According to the BSP, the inflation target range remains an appropriate representation of its medium-term goal of price stability, given the current structure of the economy, recent economic developments, and the overall macroeconomic outlook over the next few years.
“The current and projected inflation environment continues to support the steady growth of the economy.

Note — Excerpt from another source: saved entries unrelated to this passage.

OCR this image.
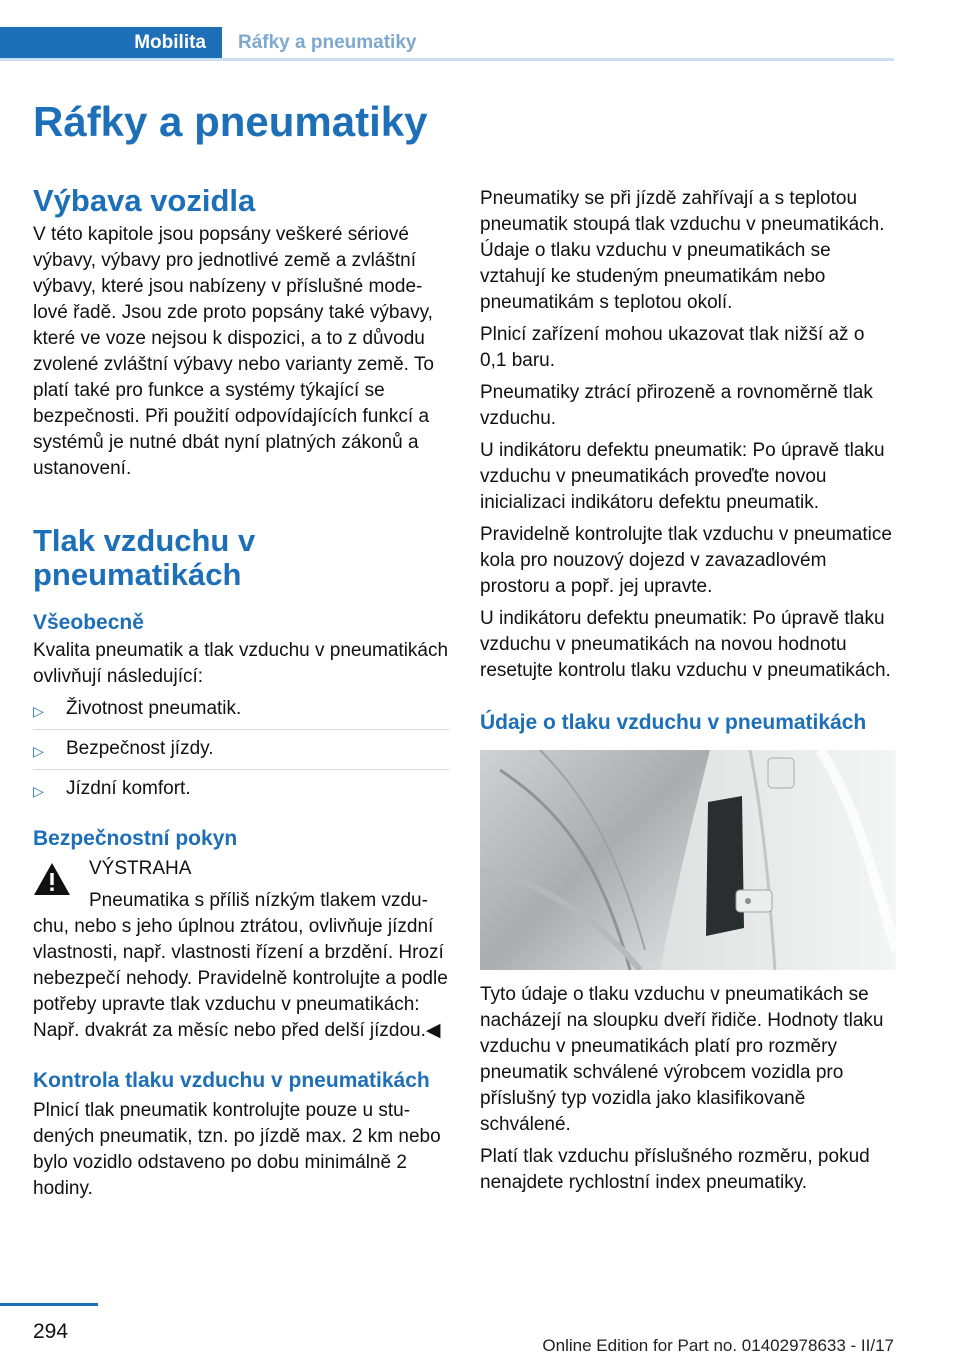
Mobilita Ráfky a pneumatiky
Ráfky a pneumatiky
Výbava vozidla

V této kapitole jsou popsány veškeré sériové výbavy, výbavy pro jednotlivé země a zvláštní výbavy, které jsou nabízeny v příslušné modelové řadě. Jsou zde proto popsány také výbavy, které ve voze nejsou k dispozici, a to z důvodu zvolené zvláštní výbavy nebo varianty země. To platí také pro funkce a systémy týkající se bezpečnosti. Při použití odpovídajících funkcí a systémů je nutné dbát nyní platných zákonů a ustanovení.

Tlak vzduchu v pneumatikách
Všeobecně

Kvalita pneumatik a tlak vzduchu v pneumatikách ovlivňují následující:

▷ Životnost pneumatik.
▷ Bezpečnost jízdy.
▷ Jízdní komfort.
Bezpečnostní pokyn

VÝSTRAHA

Pneumatika s příliš nízkým tlakem vzduchu, nebo s jeho úplnou ztrátou, ovlivňuje jízdní vlastnosti, např. vlastnosti řízení a brzdění. Hrozí nebezpečí nehody. Pravidelně kontrolujte a podle potřeby upravte tlak vzduchu v pneumatikách: Např. dvakrát za měsíc nebo před delší jízdou.◀

Kontrola tlaku vzduchu v pneumatikách

Plnicí tlak pneumatik kontrolujte pouze u studených pneumatik, tzn. po jízdě max. 2 km nebo bylo vozidlo odstaveno po dobu minimálně 2 hodiny.

Pneumatiky se při jízdě zahřívají a s teplotou pneumatik stoupá tlak vzduchu v pneumatikách. Údaje o tlaku vzduchu v pneumatikách se vztahují ke studeným pneumatikám nebo pneumatikám s teplotou okolí.

Plnicí zařízení mohou ukazovat tlak nižší až o 0,1 baru.

Pneumatiky ztrácí přirozeně a rovnoměrně tlak vzduchu.

U indikátoru defektu pneumatik: Po úpravě tlaku vzduchu v pneumatikách proveďte novou inicializaci indikátoru defektu pneumatik.

Pravidelně kontrolujte tlak vzduchu v pneumatice kola pro nouzový dojezd v zavazadlovém prostoru a popř. jej upravte.

U indikátoru defektu pneumatik: Po úpravě tlaku vzduchu v pneumatikách na novou hodnotu resetujte kontrolu tlaku vzduchu v pneumatikách.

Údaje o tlaku vzduchu v pneumatikách

Tyto údaje o tlaku vzduchu v pneumatikách se nacházejí na sloupku dveří řidiče. Hodnoty tlaku vzduchu v pneumatikách platí pro rozměry pneumatik schválené výrobcem vozidla pro příslušný typ vozidla jako klasifikovaně schválené.

Platí tlak vzduchu příslušného rozměru, pokud nenajdete rychlostní index pneumatiky.

294
Online Edition for Part no. 01402978633 - II/17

At the same time, enactment of structural reforms is expected to help boost prospects for domestic economic activity, raise productivity, and help build a sustainable non-inflationary economic growth,” the BSP said in a statement.
The forecasts, the BSP said, indicate a likely deceleration in inflation in 2024 – 2025, given limited demand-based inflation pressures amid improving supply conditions.
However, the risks to the inflation outlook remain strongly tilted to the upside for both years, which requires close monitoring as well as readiness for further action as needed, the BSP cautioned.
The prevailing higher-for-longer stance of monetary policy, together with the implementation of the non-monetary measures by the government, is intended to ensure the sustained return of inflation to the medium-term target and keep inflation expectations anchored, it added.
The decision to retain the medium-term inflation target underpins the BSP’s commitment to take all necessary action to bring inflation to a target-consistent path over the medium term.
Looking ahead, the BSP will remain vigilant and data-dependent in deciding on monetary policy in order to steer inflation to a target-consistent path, fostering price and financial stability in the country.